Today, a Frederick County transgender student filed a motion to defend his school board’s policies that seek to prevent discrimination, harassment, and stigmatization of transgender and gender nonconforming students in the school system, and that seek to ensure students are free to use school facilities in accordance with their gender identity. He is represented by FreeState Justice, the ACLU, the ACLU of Maryland, and Nixon Peabody, LLP.
The student filed a motion to intervene in a lawsuit currently pending in the United States District Court for the District of Maryland, in which a non-transgender student seeks to overturn the Frederick County School Board’s policy protections for transgender students.
The school board’s policies, adopted in June 2017, were welcomed by community members from all over Frederick County. James van Kuilenburg, an honor student at Governor Thomas Johnson High School and the transgender student who moved to intervene today, explained that the policies “gave me the ability to finally be myself and access all parts of my education.”

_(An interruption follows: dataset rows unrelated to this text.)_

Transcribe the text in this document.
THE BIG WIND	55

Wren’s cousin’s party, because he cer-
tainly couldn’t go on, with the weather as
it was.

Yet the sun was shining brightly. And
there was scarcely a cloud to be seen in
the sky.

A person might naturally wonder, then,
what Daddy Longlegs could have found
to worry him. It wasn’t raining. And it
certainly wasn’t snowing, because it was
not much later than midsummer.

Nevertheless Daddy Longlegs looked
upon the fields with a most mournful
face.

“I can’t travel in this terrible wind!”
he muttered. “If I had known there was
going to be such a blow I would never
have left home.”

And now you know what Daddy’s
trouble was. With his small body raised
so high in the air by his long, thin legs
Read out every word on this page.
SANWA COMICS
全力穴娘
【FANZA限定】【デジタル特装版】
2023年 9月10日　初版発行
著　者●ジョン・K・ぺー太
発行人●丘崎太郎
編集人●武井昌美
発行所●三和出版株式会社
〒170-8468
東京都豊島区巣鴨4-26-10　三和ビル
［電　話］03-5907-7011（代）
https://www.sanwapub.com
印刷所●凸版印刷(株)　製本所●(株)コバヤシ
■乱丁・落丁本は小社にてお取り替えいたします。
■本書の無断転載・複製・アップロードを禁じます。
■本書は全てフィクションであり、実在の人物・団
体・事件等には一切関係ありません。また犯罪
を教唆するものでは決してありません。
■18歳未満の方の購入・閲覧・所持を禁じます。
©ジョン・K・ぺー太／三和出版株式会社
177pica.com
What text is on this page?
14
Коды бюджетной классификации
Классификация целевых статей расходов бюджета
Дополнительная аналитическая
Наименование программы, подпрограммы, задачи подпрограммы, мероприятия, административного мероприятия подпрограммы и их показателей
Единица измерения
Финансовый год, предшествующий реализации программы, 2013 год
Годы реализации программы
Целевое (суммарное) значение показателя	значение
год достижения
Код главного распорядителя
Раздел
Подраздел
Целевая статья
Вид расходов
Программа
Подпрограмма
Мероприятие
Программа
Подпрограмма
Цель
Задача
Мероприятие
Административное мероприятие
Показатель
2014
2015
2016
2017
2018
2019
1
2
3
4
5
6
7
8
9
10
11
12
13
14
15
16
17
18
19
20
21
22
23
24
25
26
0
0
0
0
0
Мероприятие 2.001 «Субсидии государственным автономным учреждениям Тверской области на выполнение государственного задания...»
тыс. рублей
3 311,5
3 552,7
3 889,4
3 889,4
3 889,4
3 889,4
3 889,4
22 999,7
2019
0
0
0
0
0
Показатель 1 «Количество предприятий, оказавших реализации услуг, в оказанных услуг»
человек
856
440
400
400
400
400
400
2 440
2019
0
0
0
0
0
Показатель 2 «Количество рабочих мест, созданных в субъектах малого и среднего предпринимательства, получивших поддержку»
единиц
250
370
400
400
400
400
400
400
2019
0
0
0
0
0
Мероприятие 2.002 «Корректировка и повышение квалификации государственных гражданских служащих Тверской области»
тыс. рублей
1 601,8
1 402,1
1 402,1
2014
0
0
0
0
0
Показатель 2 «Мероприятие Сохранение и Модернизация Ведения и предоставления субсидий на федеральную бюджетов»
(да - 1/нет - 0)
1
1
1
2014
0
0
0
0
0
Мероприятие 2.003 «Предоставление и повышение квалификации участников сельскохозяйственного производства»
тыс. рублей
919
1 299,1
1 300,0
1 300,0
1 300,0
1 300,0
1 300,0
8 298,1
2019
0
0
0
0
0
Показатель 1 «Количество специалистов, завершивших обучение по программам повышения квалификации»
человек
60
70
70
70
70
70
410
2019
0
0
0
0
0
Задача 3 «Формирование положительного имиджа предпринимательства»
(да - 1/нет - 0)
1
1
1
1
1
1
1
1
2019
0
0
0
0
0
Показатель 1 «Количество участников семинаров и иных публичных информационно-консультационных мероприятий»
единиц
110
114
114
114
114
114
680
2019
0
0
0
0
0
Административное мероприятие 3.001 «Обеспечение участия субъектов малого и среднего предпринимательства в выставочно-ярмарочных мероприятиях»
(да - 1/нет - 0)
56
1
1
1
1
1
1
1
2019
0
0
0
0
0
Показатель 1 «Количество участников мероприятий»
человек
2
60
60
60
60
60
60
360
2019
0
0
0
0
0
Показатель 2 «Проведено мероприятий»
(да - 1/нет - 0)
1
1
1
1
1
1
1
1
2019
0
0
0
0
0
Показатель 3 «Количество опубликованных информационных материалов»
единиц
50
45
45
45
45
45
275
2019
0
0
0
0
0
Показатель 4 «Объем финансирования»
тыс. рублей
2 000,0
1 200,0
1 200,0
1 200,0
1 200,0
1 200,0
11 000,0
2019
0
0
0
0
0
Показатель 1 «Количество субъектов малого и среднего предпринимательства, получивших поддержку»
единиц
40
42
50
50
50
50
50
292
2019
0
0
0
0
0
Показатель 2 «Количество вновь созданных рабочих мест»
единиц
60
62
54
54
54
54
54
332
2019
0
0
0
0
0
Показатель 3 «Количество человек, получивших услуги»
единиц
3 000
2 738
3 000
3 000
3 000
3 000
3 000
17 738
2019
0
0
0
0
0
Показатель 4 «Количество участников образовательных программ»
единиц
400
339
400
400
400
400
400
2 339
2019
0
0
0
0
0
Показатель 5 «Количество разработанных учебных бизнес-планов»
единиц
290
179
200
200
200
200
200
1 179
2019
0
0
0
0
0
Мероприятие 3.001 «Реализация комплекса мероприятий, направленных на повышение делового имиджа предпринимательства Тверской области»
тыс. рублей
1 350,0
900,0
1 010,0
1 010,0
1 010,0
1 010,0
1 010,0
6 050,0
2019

The lawsuit against the Frederick County School Board was filed anonymously by a non-transgender student and her mother who claim that allowing transgender students restroom and locker room access infringes upon student privacy rights. However, the only privacy violation alleged in the plaintiff’s complaint is by a non-transgender student. The lawsuit also seeks to invalidate policies preventing harassment, and protecting the confidentiality and privacy of transgender students.
In the wake of the lawsuit, the Frederick County group “Support FCPS Trans Students” has started a social media campaign #IAmFrederick to show support for their transgender classmates.
According to van Kuilenberg, reversal of the policies would be “devastating.” “There is an epidemic of trans students feeling unsafe, depressed, and suicidal,” he explained, and a removal of the policies in place to protect them would “create a culture of fear and misunderstanding.”
“It’s important that trans students are given the opportunity to defend themselves against these shameful attempts to isolate and stigmatize them,” said Gabriel Arkles, senior staff attorney at the ACLU LGBT & HIV Project. He added, “Schools can and should provide extra privacy protections or private restroom or changing areas for any student who requests it. But no student has a right to demand that transgender students be segregated from their peers.”
“The Frederick County School Board did the right thing: they created policies that affirm and respect their students’ gender identity.” said Jennifer Kent, Managing Attorney of FreeState Justice, “We intend to vigorously defend these policies in the interests of our client and affected students in Frederick County Public Schools.”
Said ACLU of Maryland Senior Staff Attorney David Rocah, “Everyone seeking an education, including those who are transgender like James, should be treated fairly and equally under the law. Frederick is joined by hundreds of school districts around the country that allow transgender students to use school facilities based on their gender identity. These policies include transgender students as equal members of the school community while still protecting the privacy of all students.”
Counsel on the motion to intervene also include Leslie Cooper and Gabriel Arkles of the ACLU, David Rocah, and Nick Steiner of the ACLU of Maryland and John Hayes, Brian Whittaker, and Kenneth Nichols of the law firm Nixon Peabody, LLP.